Comment 14 Michael Marley 2010-09-20 00:51:29 UTC
Created attachment 30642 [details] Kernel panic message Here is the exact output from the kernel panic. I tried rebooting with apic=debug, but that had no effect.
Comment 15 Michael Marley 2010-09-20 00:52:55 UTC
Created attachment 30652 [details] Boot with "noapic" If I boot with "noapic," the kernel just freezes. Here is what it looks like after freezing.
Comment 16 Michael Marley 2010-09-20 19:35:31 UTC
I got this message: "This message has been generated automatically as a part of a summary report of recent regressions. The following bug entry is on the current list of known regressions from 2.6.35. Please verify if it still should be listed and let the tracking team know (either way)." The bug is a regression from 2.6.36-rc3 to 2.6.36-rc4.
Comment 17 Michael Marley 2010-09-21 01:54:45 UTC
No surprise, but -rc5 does not fix the issue; it produces exactly the same kernel panic. Any progress on finding out what caused it?

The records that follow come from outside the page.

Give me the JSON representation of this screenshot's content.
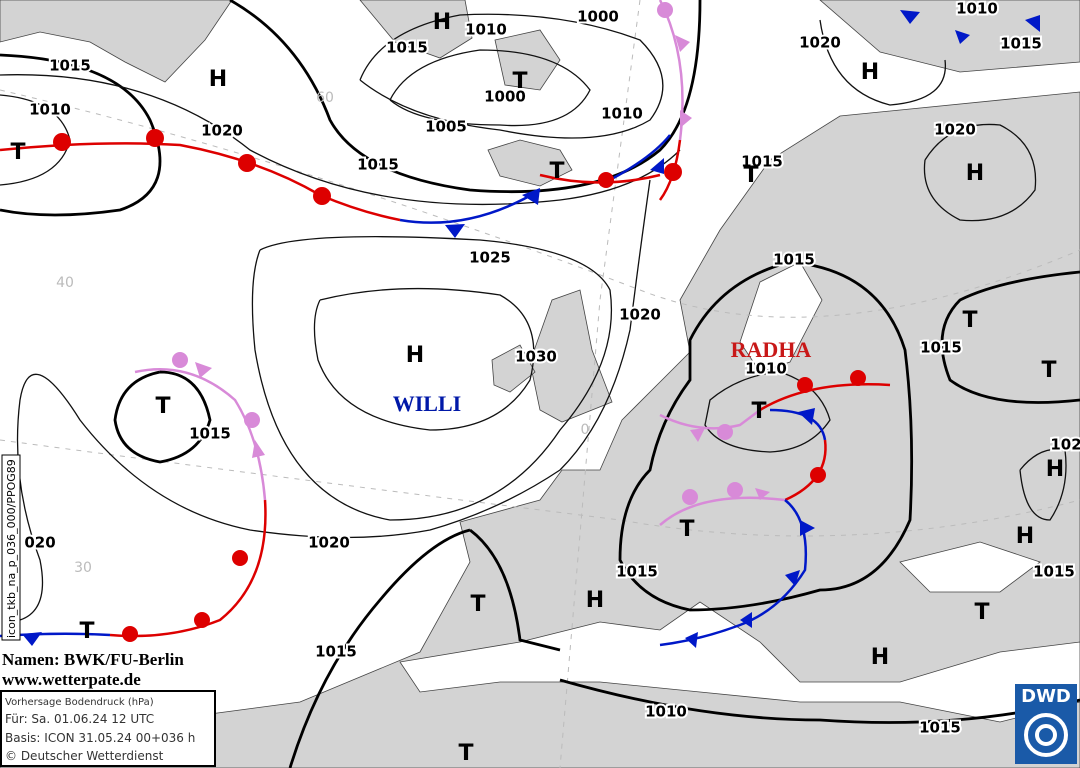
{
  "isobar_labels": [
    "1015",
    "1010",
    "1020",
    "1015",
    "1015",
    "1010",
    "1000",
    "1000",
    "1005",
    "1010",
    "1025",
    "1020",
    "1030",
    "1015",
    "1020",
    "020",
    "1015",
    "1015",
    "1010",
    "1015",
    "1015",
    "1015",
    "1010",
    "1015",
    "1020",
    "1020",
    "1010",
    "1015",
    "102",
    "1015"
  ],
  "systems": [
    "H",
    "H",
    "T",
    "T",
    "T",
    "T",
    "H",
    "T",
    "H",
    "H",
    "T",
    "T",
    "T",
    "H",
    "H",
    "T",
    "T",
    "H",
    "T",
    "T",
    "H",
    "T"
  ],
  "names": [
    "WILLI",
    "RADHA"
  ],
  "graticule_labels": [
    "40",
    "30",
    "0",
    "60"
  ],
  "credits": {
    "names": "Namen: BWK/FU-Berlin",
    "website": "www.wetterpate.de"
  },
  "info_box": {
    "title": "Vorhersage Bodendruck (hPa)",
    "valid": "Für:  Sa. 01.06.24  12 UTC",
    "basis": "Basis: ICON  31.05.24 00+036 h",
    "copyright": "© Deutscher Wetterdienst"
  },
  "side_code": "icon_tkb_na_p_036_000/PPOG89",
  "logo": "DWD"
}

Comment 18 Thomas Gleixner 2010-09-21 10:19:01 UTC
> --- Comment #17 from Michael Marley <firstname.lastname@example.org> 2010-09-21 > 01:54:45 --- > No surprise, but -rc5 does not fix the issue; it produces exactly the same > kernel panic. Any progress on finding out what caused it? Hmm, I have to admit that I have no clue at all. The delta in the related areas (ioapic, apic, hpet, 8259, 8253) from rc3 to rc4 is exaclty zero. Any chance, that you can bisect it ? Thanks, tglx
Comment 19 Michael Marley 2010-09-21 10:22:35 UTC
I will try.
Comment 20 Michael Marley 2010-09-21 16:39:09 UTC
OK, I officially have no idea what is going on here. My bisect completely failed, all 8 kernels I built from it failed in exactly the same way. So, I tried building 2.6.36-rc3 again, and I get the same problem as I was getting. Then, I tried compiling both -rc3 and -rc5 with gcc-4.4 instead of 4.5, and still got the same error on both.
Comment 21 H. Peter Anvin 2010-09-21 17:28:08 UTC
*Which* gcc 4.4 and 4.5 are you using? In particular, are you using stock gcc or a distro build? Stock gcc 4.4.4 is known to miscompile the kernel.
Comment 22 Michael Marley 2010-09-21 19:08:37 UTC
I am using the GCC 4.4.4 and 4.5.1 build from Ubuntu Maverick. I had been using 4.5.0 and 4.5.1 successfully for a while (keeping them up-to-date, of course), but it quit working sometime between -rc3 and -rc4. Now, I cannot compile any 2.6.36 kernel successfully using any compiler on my system.
Comment 23 Michael Marley 2010-09-22 02:06:22 UTC
I found the problem. It is not a kernel issue or a compiler issue, but instead a linker issue. There was an update of Binutils on ubuntu not long after I compiled 2.6.36-rc3 that caused all future builds to work improperly. I will file a bug there. Sorry to bother you.